“You asked me for sixty.”
“Yes, that was when I was asking a loan of you as a friend; but since I owe the money to force, I require six only, and I will give you no note of hand. You shall be repaid at Venice, where I shall write of the pass to which you forced me, you cowardly wretch!”
“I beg your pardon! take the sixty sequins, I entreat you.”
“No, no more. I am going on my way, and I advise you not to hinder me, lest in my despair I come back and burn your house about your ears.”
I went out and walked for two hours, until the approach of night and weariness made me stop short at the house of a farmer, where I had a bad supper and a bed of straw. In the morning, I bought an old overcoat, and hired an ass to journey on, and near Feltre I bought a pair of boots. In this guise I passed the hut called the Scala. There was a guard there who, much to my delight, as the reader will guess, did not even honour me by asking my name. I then took a two-horse carriage and got to Borgo de Valsugano in good time, and found Father Balbi at the inn I had told him of. If he had not greeted me first I should not have known him. A great overcoat, a low hat over a thick cotton cap, disguised him to admiration. He told me that a farmer had given him these articles in exchange for my cloak, that he had arrived without difficulty, and was faring well. He was kind enough to tell me that he did not expect to see me, as he did not believe my promise to rejoin him was made in good faith. Possibly I should have been wise not to undeceive him on this account.
I passed the following day in the inn, where, without getting out of my bed, I wrote more than twenty letters to Venice, in many of which I explained what I had been obliged to do to get the six sequins.
The monk wrote impudent letters to his superior, Father Barbarigo, and to his brother nobles, and love-letters to the servant girls who had been his ruin.
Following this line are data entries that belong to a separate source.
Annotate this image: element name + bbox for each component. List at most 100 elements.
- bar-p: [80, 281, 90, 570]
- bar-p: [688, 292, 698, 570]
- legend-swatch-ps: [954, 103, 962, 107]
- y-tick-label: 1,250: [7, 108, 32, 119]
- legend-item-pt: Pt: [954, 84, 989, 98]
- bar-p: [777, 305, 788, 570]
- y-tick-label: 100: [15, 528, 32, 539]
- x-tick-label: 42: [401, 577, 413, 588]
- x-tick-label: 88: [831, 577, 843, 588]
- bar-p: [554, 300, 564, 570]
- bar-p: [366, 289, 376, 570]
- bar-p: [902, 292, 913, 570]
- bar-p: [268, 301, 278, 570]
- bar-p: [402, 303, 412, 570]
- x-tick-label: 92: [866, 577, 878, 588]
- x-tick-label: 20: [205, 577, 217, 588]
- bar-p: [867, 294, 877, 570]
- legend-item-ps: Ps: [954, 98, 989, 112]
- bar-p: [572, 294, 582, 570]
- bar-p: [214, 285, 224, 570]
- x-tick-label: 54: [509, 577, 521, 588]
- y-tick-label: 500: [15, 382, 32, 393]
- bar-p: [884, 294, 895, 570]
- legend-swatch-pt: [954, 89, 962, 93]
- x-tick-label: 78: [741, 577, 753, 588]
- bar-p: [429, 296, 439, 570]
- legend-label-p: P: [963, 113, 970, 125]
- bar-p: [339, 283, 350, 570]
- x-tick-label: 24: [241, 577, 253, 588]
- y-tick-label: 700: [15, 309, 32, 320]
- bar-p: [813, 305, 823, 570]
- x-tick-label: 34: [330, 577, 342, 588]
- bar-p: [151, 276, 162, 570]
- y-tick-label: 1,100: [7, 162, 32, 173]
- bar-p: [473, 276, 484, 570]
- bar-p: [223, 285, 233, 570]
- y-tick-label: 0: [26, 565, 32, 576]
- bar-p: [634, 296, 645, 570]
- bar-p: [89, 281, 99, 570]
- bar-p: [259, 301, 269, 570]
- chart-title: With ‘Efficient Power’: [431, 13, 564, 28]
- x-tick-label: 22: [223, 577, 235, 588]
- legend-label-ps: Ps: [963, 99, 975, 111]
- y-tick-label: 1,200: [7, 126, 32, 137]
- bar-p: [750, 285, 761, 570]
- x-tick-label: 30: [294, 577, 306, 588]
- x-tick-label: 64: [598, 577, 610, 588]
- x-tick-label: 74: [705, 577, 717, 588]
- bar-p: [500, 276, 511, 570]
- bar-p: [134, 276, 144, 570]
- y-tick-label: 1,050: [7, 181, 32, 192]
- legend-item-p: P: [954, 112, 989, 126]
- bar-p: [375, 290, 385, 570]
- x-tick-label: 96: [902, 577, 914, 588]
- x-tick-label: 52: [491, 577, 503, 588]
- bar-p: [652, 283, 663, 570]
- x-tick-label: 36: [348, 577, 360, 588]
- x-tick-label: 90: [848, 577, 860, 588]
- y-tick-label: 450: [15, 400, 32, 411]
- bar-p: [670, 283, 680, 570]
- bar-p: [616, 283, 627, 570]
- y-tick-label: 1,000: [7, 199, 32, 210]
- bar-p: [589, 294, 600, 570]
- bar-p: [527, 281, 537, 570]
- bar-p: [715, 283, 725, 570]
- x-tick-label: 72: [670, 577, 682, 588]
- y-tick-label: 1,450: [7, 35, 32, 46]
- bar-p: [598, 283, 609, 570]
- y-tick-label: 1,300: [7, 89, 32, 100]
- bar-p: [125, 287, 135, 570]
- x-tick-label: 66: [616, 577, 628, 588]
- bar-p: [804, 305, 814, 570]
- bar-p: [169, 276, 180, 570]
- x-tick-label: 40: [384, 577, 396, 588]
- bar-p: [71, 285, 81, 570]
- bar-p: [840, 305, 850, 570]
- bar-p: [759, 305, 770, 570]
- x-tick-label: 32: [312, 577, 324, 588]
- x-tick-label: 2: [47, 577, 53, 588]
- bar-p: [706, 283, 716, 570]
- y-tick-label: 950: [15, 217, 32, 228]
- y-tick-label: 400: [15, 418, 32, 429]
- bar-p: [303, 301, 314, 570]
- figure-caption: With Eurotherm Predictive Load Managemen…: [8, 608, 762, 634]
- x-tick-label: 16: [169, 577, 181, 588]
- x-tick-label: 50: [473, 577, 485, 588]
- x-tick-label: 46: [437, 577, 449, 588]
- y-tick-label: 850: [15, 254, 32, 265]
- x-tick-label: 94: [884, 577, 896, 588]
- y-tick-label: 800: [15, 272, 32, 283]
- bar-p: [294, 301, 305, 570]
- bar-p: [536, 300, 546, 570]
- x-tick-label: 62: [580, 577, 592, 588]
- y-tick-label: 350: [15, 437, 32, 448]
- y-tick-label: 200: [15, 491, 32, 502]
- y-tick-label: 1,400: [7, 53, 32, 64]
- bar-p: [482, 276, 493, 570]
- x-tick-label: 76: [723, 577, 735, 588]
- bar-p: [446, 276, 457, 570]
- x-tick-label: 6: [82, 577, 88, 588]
I took the lace off my dress, and sold my hat, and thus got rid of a gay appearance unsuitable to my position, as it made me too much an object of notice.
The next day I went to Pergina and lay there, and was visited by a young Count d’Alberg, who had discovered, in some way or another, that we had escaped from the state-prisons of Venice. From Pergina I went to Trent and from there to Bolzan, where, needing money for my dress, linen, and the continuation of my journey, I introduced myself to an old banker named Mensch, who gave me a man to send to Venice with a letter to M. de Bragadin. In the mean time the old banker put me in a good inn where I spent the six days the messenger was away in bed. He brought me the sum of a hundred sequins, and my first care was to clothe my companion, and afterwards myself. Every day I found the society of the wretched Balbi more intolerable. “Without me you would never have escaped” was continually in his mouth, and he kept reminding me that I had promised him half of whatever money I got. He made love to all the servant girls, and as he had neither the figure nor the manners to please them, his attentions were returned with good hearty slaps, which he bore patiently, but was as outrageous as ever in the course of twenty-four hours. I was amused, but at the same time vexed to be coupled to a man of so low a nature.